Savings and Loan Bailout (United States)
In August 1989 Congress enacted the Financial Institution
Reform, Recovery, and Enforcement Act. This legislation furnished funds to
redeem insured deposits at failed Savings and Loan institutions (S&Ls) and
created the Resolution Trust Corporation, an agency responsibly for liquidating
the assets of failed savings and loans. The bailout was expected to cost the
federal government $160 billion over a 10-year period and maybe as much as $500
billion over 40 years.
Between 1988 and 1991 over 1,000 S&L institutions failed, putting out of
business approximately one-third of all the S&Ls in the United States. The
Federal Savings and Loan Insurance Corporation (FSLIC), the agency responsible
for insuring deposits at S&Ls, ran out of money to redeem insured deposits
at these institutions. In effect, the S&L collapse bankrupted the FSLIC.
During the 1970s, a period of rising inflation in the United States, S&Ls
faced strict legal limits on the interest rates that depositors could earn on
S&L deposits. S&Ls paid low interest rates on deposits and made
relatively low interest loans on home mortgages.
During the 1980s the United States economy made the transition from an
inflation economy to a disinflation economy, and the S&L industry also
changed from a highly regulated industry to a deregulated industry. The
deregulation of the S&Ls lifted the interest rate ceilings of S&L
deposits, and allowed S&Ls to enter the business of consumer and commercial
loans. Interest rates escalated rapidly in the early 1980s under the pressure of
a tight, anti-inflation, monetary policy, squeezing S&Ls that held low
interest mortgages while paying high interest rates on current deposits.

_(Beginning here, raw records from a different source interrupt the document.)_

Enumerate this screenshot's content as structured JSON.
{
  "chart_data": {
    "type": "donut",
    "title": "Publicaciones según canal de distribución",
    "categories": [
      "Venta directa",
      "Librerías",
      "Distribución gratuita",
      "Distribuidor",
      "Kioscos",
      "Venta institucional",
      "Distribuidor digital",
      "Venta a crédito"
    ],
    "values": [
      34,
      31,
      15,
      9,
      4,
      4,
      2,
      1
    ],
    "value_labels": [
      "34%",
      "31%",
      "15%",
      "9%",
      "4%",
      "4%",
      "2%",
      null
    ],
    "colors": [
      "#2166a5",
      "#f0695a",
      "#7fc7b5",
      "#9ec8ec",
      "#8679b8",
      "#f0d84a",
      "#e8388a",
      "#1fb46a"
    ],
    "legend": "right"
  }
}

Savings and loans tried to save themselves by turning to riskier consumer and
commercial loans that paid higher interest rates. When depression struck in the
oil and real estate industry in the last half of the 1980s, S&Ls began to
fail rapidly.
The S&L collapse in the United States uncovered an unsuspected weakness in deposit insurance: fully insured
depositors had no incentive to favor S&Ls with conservative investment
policies over S&Ls with risky investment portfolios. That is, depositors had
no incentive to keep track of investment practices of individual S&Ls,
allowing them a free rein to finance risky business ventures.

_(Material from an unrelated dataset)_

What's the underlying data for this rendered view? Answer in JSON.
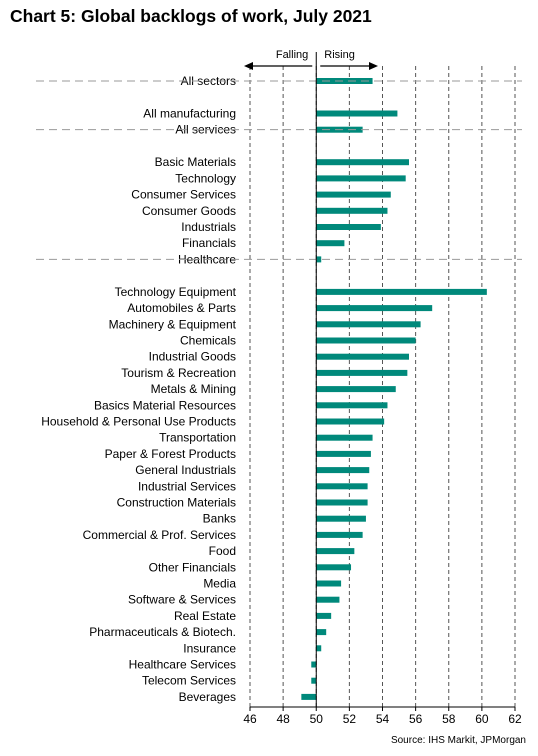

Another provision of the Financial Institution Reform, Recovery, and
Enforcement Act placed responsibility for insuring S&L deposits with the
Federal Deposit Insurance Corporation (FDIC), the agency that has always insured
commercial bank deposits. The FDIC is devising a plan to vary the insurance
premiums that financial institutions pay according to the riskiness of loan
portfolios. Under such a plan financial institutions that carry high-risk loan
portfolios pay higher deposit insurance premiums.